“Sandcastle crafting saved me from drugs and criminal activities”

Mfanafuthi Gumede, a 26-year-old sandcastle artist from Inanda, North Durban found himself wandering the streets of the city after dropping out of school. He told the Daily Vox how he ended up at the beachfront where he builds sand sculptures.

Growing up without my father wasn’t easy because my mother was not working. She would normally go to the market and collect all the fruits and vegetables from the bins and make something for us to eat. I had never imagined myself doing this kind of a job to survive; similar to other young men out there, I had dreams.

When I was in grade 10, the situation at home deteriorated and I couldn’t watch my mother suffer any longer so I had to drop out of school. Dropping out of school wasn’t the best choice but my options were not really open at that time, I was hoping to find a job but things didn’t turn out the way I had expected. I was only 20 and I was desperate, I walked from the market to the beach, going from store to store asking for a job but it was only a dead-end.
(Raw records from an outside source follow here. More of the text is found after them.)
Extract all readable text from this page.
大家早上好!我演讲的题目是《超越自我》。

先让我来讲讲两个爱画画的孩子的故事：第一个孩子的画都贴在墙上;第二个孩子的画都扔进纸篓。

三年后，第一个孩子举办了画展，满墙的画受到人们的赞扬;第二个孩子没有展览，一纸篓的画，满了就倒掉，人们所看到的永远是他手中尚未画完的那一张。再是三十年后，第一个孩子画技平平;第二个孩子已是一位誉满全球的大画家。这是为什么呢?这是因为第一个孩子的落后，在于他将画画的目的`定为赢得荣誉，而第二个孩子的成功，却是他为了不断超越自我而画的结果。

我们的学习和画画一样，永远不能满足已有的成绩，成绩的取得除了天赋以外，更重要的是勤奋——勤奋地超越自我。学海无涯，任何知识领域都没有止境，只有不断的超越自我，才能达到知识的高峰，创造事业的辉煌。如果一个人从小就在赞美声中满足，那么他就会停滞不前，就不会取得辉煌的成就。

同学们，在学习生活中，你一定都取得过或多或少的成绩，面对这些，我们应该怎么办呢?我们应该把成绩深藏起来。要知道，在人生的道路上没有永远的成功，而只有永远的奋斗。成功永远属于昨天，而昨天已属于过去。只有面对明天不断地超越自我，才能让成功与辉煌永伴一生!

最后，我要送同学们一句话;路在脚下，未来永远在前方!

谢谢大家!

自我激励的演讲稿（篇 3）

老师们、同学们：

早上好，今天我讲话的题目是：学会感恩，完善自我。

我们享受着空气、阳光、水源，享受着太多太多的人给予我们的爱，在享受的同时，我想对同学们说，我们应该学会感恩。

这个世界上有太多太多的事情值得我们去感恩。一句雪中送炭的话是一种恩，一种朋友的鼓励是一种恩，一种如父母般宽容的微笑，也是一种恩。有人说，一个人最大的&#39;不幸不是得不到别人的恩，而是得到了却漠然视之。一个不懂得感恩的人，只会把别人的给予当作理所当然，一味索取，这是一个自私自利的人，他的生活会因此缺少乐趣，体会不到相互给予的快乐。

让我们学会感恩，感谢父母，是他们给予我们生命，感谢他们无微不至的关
Doing this kind of job for a living is not easy since we rely on people to donate to us. Some days are better and some are worse, in a typical day one would make R150 but we sometimes make way little than that. Although it doesn’t make us so much money at least we are doing something, we work for the little that we have. Sandcastle crafting saved me from drugs and criminal activities. Normally when people drop out of school in the township they take the easy way out such as robbing people and taking drugs.

The sad thing about being a young craftsman is that people often take you for a ride. People would come here, see my work and ask me to do something for them at their homes using cement but they end up not paying me and if they decide to pay, they pay me way little. What people fail to understand is that we have families to feed and since my father is not around, my family relies on me.

I have been doing this for quite some time now and if it were in my power I would start a business in the township and do this kind in people’s houses in the townships but people don’t want to pay and the material is expensive. I would like to do something real that would make my mother proud because, although I couldn’t finish school I am talented.

I just wish people would stop judging us and labelling us as lazy because we are all aware that there are no jobs in South Africa. There are educated people who are unemployed so who would hire me with my grade 10? If jobs were obtainable, we would all be somewhere far better in our lives but this is the least we can do than going around stealing from people.

The challenge we are faced with now is that more people have joined us over the years to do the same thing for a living and we can’t complaining because similar to us, they are also paying rent to the municipality. It was better over the years when there were a few of us but now that we are all occupying the same space, it’s not easy for people to donate because they wouldn’t know who to donate to so we aren’t making much.